There's not really anything wrong with socialism either. There's plenty of examples of communal ownership of productive resources in our own economies and those farmer co ops, credit unions and the like get along just fine. The thing we must have though are functioning markets and prices. Prices being the most important - they are not just random numbers we assign to this for grins and giggles. They are instead vital information about who wants what and who is prepared to produce what. The market clearing price being the one at which enough people can be prodded into producing for the people who want to consume. Have any other price than that market clearing price and you'll have either gluts or shortages.

What Chavez did, and Maduro has continued to do, is treat prices as just random numbers to be assigned to things. Thus the gross shortages of everything. Thus the queues and now thus the food riots. The lesson for us is that if we wish to make the poor better off then tax and redistribute is the only method that works. Market abolition doesn't.

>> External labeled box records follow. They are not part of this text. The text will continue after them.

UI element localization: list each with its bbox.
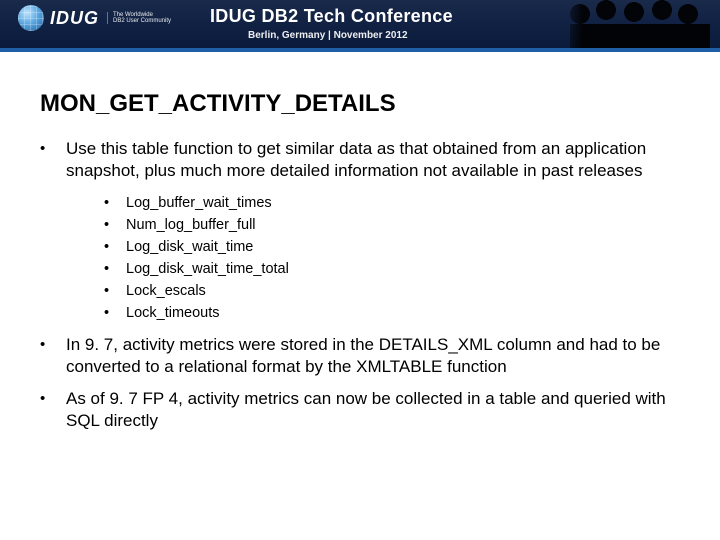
slide-title: MON_GET_ACTIVITY_DETAILS bbox=[40, 90, 680, 118]
sub-bullet-text: Log_disk_wait_time_total bbox=[126, 258, 289, 280]
globe-icon bbox=[18, 5, 44, 31]
bullet-icon: • bbox=[104, 236, 112, 258]
list-item: • Log_buffer_wait_times bbox=[104, 192, 680, 214]
list-item: • As of 9. 7 FP 4, activity metrics can … bbox=[40, 388, 680, 432]
bullet-icon: • bbox=[104, 258, 112, 280]
list-item: • Lock_escals bbox=[104, 280, 680, 302]
sub-bullet-text: Lock_timeouts bbox=[126, 302, 220, 324]
list-item: • Log_disk_wait_time bbox=[104, 236, 680, 258]
idug-logo: IDUG The Worldwide DB2 User Community bbox=[18, 5, 171, 31]
bullet-text: Use this table function to get similar d… bbox=[66, 138, 680, 182]
sub-bullet-list: • Log_buffer_wait_times • Num_log_buffer_f… bbox=[104, 192, 680, 324]
silhouette-people-icon bbox=[560, 0, 720, 52]
sub-bullet-text: Log_buffer_wait_times bbox=[126, 192, 272, 214]
slide-content: MON_GET_ACTIVITY_DETAILS • Use this tabl… bbox=[0, 52, 720, 432]
list-item: • Lock_timeouts bbox=[104, 302, 680, 324]
bullet-icon: • bbox=[40, 138, 50, 182]
list-item: • Log_disk_wait_time_total bbox=[104, 258, 680, 280]
bullet-list: • Use this table function to get similar… bbox=[40, 138, 680, 182]
bullet-text: As of 9. 7 FP 4, activity metrics can no… bbox=[66, 388, 680, 432]
sub-bullet-text: Log_disk_wait_time bbox=[126, 236, 253, 258]
sub-bullet-text: Num_log_buffer_full bbox=[126, 214, 256, 236]
list-item: • Num_log_buffer_full bbox=[104, 214, 680, 236]
bullet-text: In 9. 7, activity metrics were stored in… bbox=[66, 334, 680, 378]
bullet-icon: • bbox=[104, 302, 112, 324]
list-item: • In 9. 7, activity metrics were stored … bbox=[40, 334, 680, 378]
logo-text: IDUG bbox=[50, 8, 99, 29]
bullet-list: • In 9. 7, activity metrics were stored … bbox=[40, 334, 680, 432]
bullet-icon: • bbox=[104, 192, 112, 214]
banner-title: IDUG DB2 Tech Conference bbox=[210, 6, 453, 27]
bullet-icon: • bbox=[40, 388, 50, 432]
bullet-icon: • bbox=[104, 214, 112, 236]
conference-banner: IDUG The Worldwide DB2 User Community ID… bbox=[0, 0, 720, 52]
bullet-icon: • bbox=[104, 280, 112, 302]
bullet-icon: • bbox=[40, 334, 50, 378]
sub-bullet-text: Lock_escals bbox=[126, 280, 206, 302]
banner-subtitle: Berlin, Germany | November 2012 bbox=[248, 30, 408, 41]
logo-subtitle: The Worldwide DB2 User Community bbox=[107, 12, 171, 25]
list-item: • Use this table function to get similar… bbox=[40, 138, 680, 182]
banner-stripe bbox=[0, 48, 720, 52]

Another way to put this is that we've got a spectrum of possibly useful economic models. That spectrum running the entire gamut from something like full on free market low tax and low benefit capitalism to full on free market high tax and high benefit capitalism. From, approximately, the economic model of Hong Kong through the Anglo Saxon variety of the UK and US to the social democracy of the Nordics. And that's it really, nothing else works. We can redistribute the results of the economy a little bit if that's what we want to do but going and messing with markets will, and I repeat will, produce disaster.